Jetzt besteht seine Motivation für die Saison nicht mehr nur darin, seine Trophäensammlung zu erweitern. Auf die Frage nach seiner Zukunft und einem möglichen Enddatum seiner Karriere antwortete er nachdenklich und betonte einen Wandel hin zu einer persönlicheren Sicht auf den Sport. „Ich möchte weiterhin Spaß haben und mich wettbewerbsfähig fühlen. Das ist meine wahre treibende Kraft. Nach allem, was ich durchgemacht habe, geht es nicht mehr nur darum, um des Gewinnens willen zu gewinnen; es geht darum, das Gefühl zu haben, dass ich mein Bestes gebe, zu beweisen, dass ich immer noch mit den besten Fahrern konkurrieren kann. Ich suche auch nach etwas Persönlicherem: den Weg zu genießen. In der Vergangenheit habe ich mich nur auf die Ergebnisse konzentriert; jetzt bewerte ich jeden Schritt, jeden Fortschritt, jeden Kampf auf der Strecke. Ich möchte weiterhin als Fahrer und als Mensch wachsen und das auf eine Weise tun, die mich glücklich macht.
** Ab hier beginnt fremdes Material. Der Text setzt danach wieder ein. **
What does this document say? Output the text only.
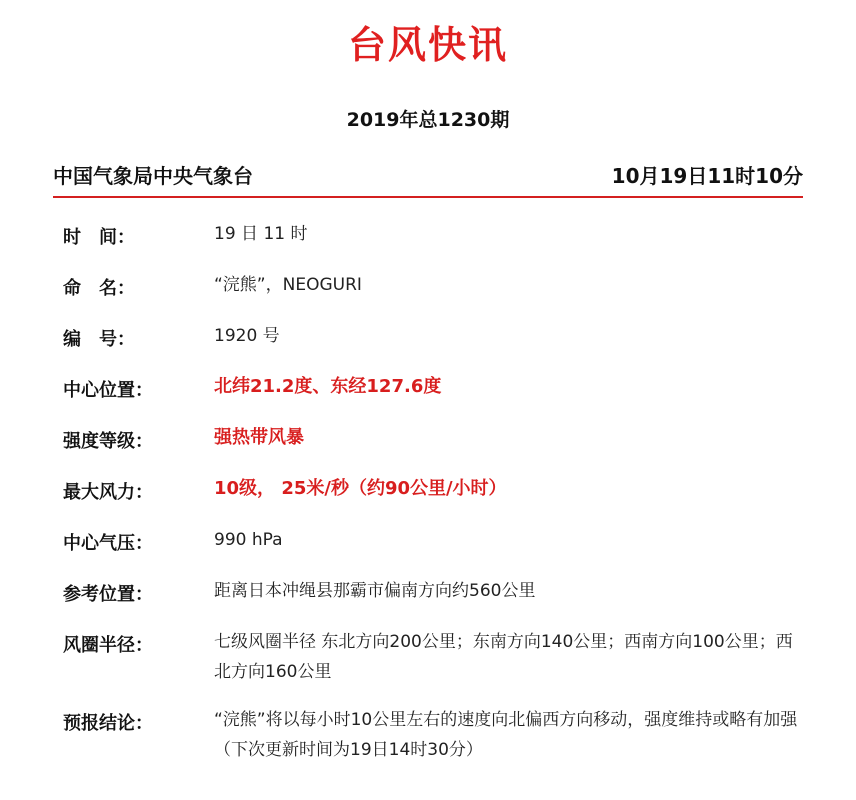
台风快讯
2019年总1230期
中国气象局中央气象台	10月19日11时10分
时　间：	19 日 11 时
命　名：	“浣熊”，NEOGURI
编　号：	1920 号
中心位置：	北纬21.2度、东经127.6度
强度等级：	强热带风暴
最大风力：	10级， 25米/秒（约90公里/小时）
中心气压：	990 hPa
参考位置：	距离日本冲绳县那霸市偏南方向约560公里
风圈半径：	七级风圈半径 东北方向200公里；东南方向140公里；西南方向100公里；西北方向160公里
预报结论：	“浣熊”将以每小时10公里左右的速度向北偏西方向移动，强度维持或略有加强
（下次更新时间为19日14时30分）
Kurz gesagt, ich möchte weiterhin auf höchstem Niveau konkurrieren und das auf eine erfüllende Weise tun.“
Márquez sprach auch über die einzigartige Erfahrung, gegen seinen Bruder in einer Weltmeisterschaft anzutreten, wobei beide Geschwister sich an der Spitze der Wertung befinden. Anstatt Spannungen zu erzeugen, beschrieb Marc, wie sie ihr Geschwisterband im Wettkampf bewältigen. „Zu Beginn des letzten Jahres war es seltsam, weil wir nicht daran gewöhnt waren, das Podium zu teilen; es war etwas, das wir noch nie zuvor gesehen hatten. Am Ende ist er dein kleiner Bruder, mit dem du aufgewachsen bist, mit dem du ein Zimmer geteilt hast, mit dem du gereist bist, alles. Aber wenn der Visier herunterklappt, ist er nicht mehr nur dein Bruder; er ist ein anderer Fahrer, jemand, der dich schlagen will, und du willst ihn schlagen, und das geschieht ganz natürlich. Nach dem Rennen hängt viel davon ab, wie es gelaufen ist. Wenn wir beide ein gutes Rennen hatten, reden wir sofort, analysieren, machen Witze. Wenn einer von uns einen schlechten Tag hatte, nehmen wir uns jeweils Zeit, um uns abzukühlen. Die Rivalität des letzten Jahres hat uns, anstatt uns auseinander zu treiben, näher zusammengebracht als je zuvor. Und das ist ein weiterer der Siege der Saison.“
Während sich die neue Saison entfaltet, bleiben die Erwartungen an die Leistung von Ducati himmelhoch. Der amtierende Champion ist jedoch vorsichtig und rechnet mit harter Konkurrenz im gesamten Feld. „Ducati leistet seit Jahren großartige Arbeit, und das Feld ist mit ihren Motorrädern gefüllt, aber auch die anderen Marken haben erhebliche Fortschritte gemacht. Aprilia, KTM und Honda werden nicht tatenlos zusehen, und jede Saison bringt Überraschungen. Was die härtesten Rivalen betrifft… es wird viele geben. Die Kategorie ist sehr eng. Offensichtlich werden die Ducati-Fahrer stark sein: Pecco und Alex werden direkt dabei sein. Ich erwarte auch, dass Bezzecchi und Martin wettbewerbsfähig sind, ebenso wie Acosta und Viñales.“
Als Márquez über die stärksten Rivalen seiner Karriere nachdachte, fiel es ihm schwer, jemanden herauszupicken. „Ich kann nicht nur einen auswählen. Mein Bezugspunkt, als ich in die MotoGP kam, war immer Dani Pedrosa, weil er mein Teamkollege war, Erfahrung hatte und wie ein Spiegel war, an dem ich mich orientieren konnte. Aber ich hatte das Glück, gegen eine unglaubliche Generation von Fahrern wie Valentino Rossi, Jorge Lorenzo, Pedrosa selbst, Andrea Dovizioso und dann Fabio Quartararo, Pecco Bagnaia und sogar meinen Bruder Alex anzutreten. Was ich mitnehme, ist, dass all diese Kämpfe dir helfen, zu wachsen und dein Niveau zu heben.“
Während sich Márquez auf die Herausforderungen der Saison 2026 vorbereitet, ist eines klar: Der Geschwindigkeitsdämon ist nicht nur zurück; er ist entschlossener denn je, seinen Stempel in den Annalen der MotoGP-Geschichte zu hinterlassen. Fans und Konkurrenten können sich in dieser Saison auf eine aufregende Fahrt freuen.